Kathryn Bigelow is bypassed in the best-director category. Zero Dark Thirty was nominated for best picture, and also earned a best-actress nod for Jessica Chastain, as well as a nomination for best original screenplay. Oscar nominations are always full of anomalies, but did the Academy think that an actress and a screenplay were sufficient to produce one of the year's most compelling and provocative movies?

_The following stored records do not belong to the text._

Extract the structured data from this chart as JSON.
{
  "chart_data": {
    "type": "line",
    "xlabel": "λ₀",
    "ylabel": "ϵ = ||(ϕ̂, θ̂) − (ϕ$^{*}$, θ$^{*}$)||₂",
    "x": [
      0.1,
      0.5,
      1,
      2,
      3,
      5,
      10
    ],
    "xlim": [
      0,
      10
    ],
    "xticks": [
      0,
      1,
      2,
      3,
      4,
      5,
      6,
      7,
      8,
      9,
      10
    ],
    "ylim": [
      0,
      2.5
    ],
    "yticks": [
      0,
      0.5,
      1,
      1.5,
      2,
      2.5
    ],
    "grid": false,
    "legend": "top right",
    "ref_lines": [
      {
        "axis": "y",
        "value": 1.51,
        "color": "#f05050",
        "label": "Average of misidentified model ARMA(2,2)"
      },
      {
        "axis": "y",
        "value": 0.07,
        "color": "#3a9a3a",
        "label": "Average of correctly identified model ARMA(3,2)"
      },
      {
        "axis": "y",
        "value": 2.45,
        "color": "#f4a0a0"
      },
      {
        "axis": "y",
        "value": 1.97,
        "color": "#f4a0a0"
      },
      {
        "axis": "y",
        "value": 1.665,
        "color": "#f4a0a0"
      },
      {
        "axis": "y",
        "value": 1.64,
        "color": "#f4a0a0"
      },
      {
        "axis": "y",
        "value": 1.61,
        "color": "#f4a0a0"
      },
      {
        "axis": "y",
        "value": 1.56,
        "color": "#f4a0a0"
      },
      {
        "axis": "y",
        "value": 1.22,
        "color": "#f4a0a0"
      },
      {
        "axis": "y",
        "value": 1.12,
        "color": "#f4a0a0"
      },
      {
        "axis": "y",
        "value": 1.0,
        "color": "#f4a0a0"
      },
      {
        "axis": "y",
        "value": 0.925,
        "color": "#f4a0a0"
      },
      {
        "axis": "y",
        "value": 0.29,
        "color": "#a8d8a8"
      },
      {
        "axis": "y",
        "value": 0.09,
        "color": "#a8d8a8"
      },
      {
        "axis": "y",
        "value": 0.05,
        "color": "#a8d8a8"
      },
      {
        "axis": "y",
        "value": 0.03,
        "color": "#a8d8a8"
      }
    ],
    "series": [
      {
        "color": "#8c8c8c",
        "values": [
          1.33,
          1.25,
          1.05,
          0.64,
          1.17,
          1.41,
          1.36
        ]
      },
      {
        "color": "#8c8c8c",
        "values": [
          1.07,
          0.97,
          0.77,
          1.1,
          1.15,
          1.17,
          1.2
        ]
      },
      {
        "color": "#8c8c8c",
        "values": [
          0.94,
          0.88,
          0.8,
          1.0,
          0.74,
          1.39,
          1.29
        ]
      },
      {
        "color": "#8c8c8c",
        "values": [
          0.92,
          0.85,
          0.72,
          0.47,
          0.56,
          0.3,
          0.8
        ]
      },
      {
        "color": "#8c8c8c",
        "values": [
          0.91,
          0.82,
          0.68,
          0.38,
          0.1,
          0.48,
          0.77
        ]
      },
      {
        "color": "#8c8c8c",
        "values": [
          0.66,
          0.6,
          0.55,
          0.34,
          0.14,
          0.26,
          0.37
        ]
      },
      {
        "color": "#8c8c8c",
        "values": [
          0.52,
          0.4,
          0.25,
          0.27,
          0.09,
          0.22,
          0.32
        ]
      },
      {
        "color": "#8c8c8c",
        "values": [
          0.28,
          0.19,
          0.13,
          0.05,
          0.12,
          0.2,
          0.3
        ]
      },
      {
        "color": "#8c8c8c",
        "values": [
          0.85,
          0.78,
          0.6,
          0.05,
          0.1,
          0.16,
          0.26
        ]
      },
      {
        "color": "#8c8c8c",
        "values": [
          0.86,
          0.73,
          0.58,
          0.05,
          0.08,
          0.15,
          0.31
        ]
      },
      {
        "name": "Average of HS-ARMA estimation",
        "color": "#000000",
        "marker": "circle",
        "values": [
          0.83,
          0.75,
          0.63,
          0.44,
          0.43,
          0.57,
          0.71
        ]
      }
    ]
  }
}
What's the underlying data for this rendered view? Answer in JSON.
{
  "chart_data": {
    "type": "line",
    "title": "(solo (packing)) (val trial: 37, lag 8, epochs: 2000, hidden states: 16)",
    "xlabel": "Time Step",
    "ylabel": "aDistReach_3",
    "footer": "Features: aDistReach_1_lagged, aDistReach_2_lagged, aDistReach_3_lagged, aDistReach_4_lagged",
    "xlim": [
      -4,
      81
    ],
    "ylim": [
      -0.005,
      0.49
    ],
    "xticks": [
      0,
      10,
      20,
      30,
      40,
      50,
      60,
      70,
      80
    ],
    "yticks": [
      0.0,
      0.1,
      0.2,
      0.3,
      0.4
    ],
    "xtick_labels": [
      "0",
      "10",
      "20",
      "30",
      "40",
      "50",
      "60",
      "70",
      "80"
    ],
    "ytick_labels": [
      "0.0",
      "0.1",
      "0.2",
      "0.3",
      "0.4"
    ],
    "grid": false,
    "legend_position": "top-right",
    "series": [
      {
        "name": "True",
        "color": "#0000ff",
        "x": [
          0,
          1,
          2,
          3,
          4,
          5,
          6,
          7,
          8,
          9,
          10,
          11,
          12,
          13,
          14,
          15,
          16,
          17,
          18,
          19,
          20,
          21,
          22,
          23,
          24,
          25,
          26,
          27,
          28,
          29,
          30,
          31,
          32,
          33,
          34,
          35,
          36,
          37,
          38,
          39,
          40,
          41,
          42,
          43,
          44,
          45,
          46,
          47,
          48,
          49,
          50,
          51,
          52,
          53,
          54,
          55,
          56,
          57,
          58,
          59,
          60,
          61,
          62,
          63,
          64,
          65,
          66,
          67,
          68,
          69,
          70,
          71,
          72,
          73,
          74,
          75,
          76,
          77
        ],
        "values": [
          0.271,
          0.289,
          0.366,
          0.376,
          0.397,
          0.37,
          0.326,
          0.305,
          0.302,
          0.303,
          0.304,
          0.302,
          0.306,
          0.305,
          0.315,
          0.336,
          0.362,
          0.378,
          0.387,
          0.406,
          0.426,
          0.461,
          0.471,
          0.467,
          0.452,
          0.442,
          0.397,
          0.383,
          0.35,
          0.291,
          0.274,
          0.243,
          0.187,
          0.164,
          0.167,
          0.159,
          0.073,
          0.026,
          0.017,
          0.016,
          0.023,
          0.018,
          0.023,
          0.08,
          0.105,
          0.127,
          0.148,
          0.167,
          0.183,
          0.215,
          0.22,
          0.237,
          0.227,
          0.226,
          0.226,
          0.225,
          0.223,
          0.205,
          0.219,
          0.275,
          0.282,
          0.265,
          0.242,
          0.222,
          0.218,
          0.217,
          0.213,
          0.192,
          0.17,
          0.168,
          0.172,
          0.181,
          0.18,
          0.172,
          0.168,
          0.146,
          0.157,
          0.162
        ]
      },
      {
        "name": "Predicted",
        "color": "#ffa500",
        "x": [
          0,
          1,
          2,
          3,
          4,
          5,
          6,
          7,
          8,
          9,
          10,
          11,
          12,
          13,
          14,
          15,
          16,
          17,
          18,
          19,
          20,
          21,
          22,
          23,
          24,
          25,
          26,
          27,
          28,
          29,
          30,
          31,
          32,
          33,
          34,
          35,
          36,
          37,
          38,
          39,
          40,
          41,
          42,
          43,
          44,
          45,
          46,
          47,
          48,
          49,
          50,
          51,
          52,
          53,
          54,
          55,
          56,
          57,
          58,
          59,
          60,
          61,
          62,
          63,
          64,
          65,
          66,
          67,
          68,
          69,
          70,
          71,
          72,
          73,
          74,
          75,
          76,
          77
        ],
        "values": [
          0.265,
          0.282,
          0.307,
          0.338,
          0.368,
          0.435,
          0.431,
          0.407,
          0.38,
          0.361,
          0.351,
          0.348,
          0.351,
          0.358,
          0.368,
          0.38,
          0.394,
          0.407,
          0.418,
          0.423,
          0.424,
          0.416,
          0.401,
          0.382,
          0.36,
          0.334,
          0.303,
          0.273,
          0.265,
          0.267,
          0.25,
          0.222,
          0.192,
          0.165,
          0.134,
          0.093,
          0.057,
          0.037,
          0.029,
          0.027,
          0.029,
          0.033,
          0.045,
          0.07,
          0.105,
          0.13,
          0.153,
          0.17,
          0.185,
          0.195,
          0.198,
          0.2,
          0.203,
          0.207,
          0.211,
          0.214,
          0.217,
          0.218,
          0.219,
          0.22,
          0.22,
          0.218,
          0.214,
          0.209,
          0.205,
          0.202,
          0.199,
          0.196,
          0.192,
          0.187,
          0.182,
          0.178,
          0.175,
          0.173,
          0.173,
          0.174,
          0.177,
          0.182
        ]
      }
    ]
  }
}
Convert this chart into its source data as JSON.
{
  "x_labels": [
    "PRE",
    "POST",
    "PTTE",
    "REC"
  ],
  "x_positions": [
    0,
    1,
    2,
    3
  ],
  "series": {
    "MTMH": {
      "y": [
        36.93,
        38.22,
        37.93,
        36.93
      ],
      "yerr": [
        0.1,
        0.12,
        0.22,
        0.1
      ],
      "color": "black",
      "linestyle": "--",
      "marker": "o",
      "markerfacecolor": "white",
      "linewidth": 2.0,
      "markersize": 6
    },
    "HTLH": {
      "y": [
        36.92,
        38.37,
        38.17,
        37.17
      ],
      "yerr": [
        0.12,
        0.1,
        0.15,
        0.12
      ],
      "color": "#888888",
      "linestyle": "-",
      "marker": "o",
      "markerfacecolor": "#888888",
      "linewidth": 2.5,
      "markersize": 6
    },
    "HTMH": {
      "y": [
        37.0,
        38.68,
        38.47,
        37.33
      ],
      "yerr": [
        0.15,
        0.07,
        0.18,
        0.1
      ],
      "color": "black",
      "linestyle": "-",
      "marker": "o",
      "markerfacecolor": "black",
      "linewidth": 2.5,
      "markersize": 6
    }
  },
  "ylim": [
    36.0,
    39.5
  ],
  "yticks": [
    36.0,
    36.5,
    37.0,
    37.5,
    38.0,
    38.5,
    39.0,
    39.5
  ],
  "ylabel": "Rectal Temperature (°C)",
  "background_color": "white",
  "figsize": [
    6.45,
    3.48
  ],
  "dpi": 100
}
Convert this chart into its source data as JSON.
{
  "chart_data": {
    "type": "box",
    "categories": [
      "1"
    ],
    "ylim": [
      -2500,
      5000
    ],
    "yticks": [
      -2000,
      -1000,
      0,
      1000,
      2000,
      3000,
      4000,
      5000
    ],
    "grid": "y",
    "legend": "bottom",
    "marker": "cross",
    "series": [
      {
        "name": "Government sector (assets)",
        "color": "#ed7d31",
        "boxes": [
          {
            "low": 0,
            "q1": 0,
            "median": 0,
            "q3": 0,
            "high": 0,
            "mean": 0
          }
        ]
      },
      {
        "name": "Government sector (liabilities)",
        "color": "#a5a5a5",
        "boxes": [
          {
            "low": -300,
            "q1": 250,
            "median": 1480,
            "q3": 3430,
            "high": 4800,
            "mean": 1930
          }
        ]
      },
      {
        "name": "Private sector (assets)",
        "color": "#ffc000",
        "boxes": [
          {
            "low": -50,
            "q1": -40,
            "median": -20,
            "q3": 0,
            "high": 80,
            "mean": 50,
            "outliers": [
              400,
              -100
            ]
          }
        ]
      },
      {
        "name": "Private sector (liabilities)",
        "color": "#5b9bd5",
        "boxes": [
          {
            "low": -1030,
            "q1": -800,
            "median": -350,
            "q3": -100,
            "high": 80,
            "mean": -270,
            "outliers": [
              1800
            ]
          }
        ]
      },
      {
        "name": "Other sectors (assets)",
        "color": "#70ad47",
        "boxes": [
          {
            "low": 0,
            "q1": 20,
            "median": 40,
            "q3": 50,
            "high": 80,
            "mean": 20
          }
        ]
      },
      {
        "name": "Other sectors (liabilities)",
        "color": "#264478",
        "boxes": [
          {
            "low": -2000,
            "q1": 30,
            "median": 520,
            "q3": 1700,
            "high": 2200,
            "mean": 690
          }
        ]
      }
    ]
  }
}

Paul Thomas Anderson. No best-picture nomination for The Master. No best director nomination. No best original screenplay nomination. Odd because all the principal actors from The Master (Joaquin Phoenix, Philip Seymour Hoffman and Amy Adams) received nominations in acting categories. Of all the directors on Oscar's list, I'd say that none is as consistently creative and daring as Anderson. And while we're at it, how about Jonny Greenwood's score for The Master? No nominations there, either.


Jean-Louis Trintignant was shut out of best-actor category as one half of an aging couple in the brilliant Amour. Look, I'm happy that Amour is receiving a lot of recognition, a best picture nomination, a best foreign-language film nomination, a best actress nomination for Emmanuelle Riva, who played Trintignant's wife. But he was every bit as good as Riva, maybe better.


I could go on, but I think I'll call a halt to carping and return to the original thought that, overall, the Academy did a decent job.


If you're awards crazy, don't forget to tune in for The Critics' Choice Awards of the Broadcast Film Critics Association this evening (Jan. 10) on the CW network (8 p.m. MT) and, of course, The Golden Globes will be broadcast on NBC Sunday at 6 p.m.


One more thing: Denver may not be the center of the film universe, but it does have a critics' association: For the record, here are the 2013 winners as selected by the Denver Film Critics Society:
Best Film - Argo
Best Achievement in Directing - Ben Affleck, Argo
Best Lead Performance by an Actor, Male - Daniel Day-Lewis, Lincoln
Best Lead Performance by an Actor, Female - Jennifer Lawrence, Silver Linings Playbook
Best Supporting Performance by an Actor, Male - Philip Seymour Hoffman, The Master
Best Supporting Performance by an Actor, Female - Anne Hathaway, Les Miserables
Best Animated Feature - ParaNorman
Best Original Screenplay - Wes Anderson, Roman Coppola, Moonrise Kingdom
Best Adapted Screenplay - David O. Russell, Silver Linings Playbook
Best Documentary Feature - Jiro Dreams of Sushi
Best Original Song Skyfall, Adele, Skyfall
Best Original Score - Hans Zimmer, The Dark Knight Rises
Best Non-English Language Feature - Amour



1 comment:

Rich Cain said...

If 9 or 10 films can be nominated for Best Picture, why can't there be more nominees, when warranted, in other categories?

I'd like to see the rules changed so that a certain percentage of votes received (5% maybe?) garners a nomination even if the total is not in the top five. That way, if there are worthy nominees, they'll at least get recognized with a nomination. Recognizing great performances like John Hawkes is never a bad thing.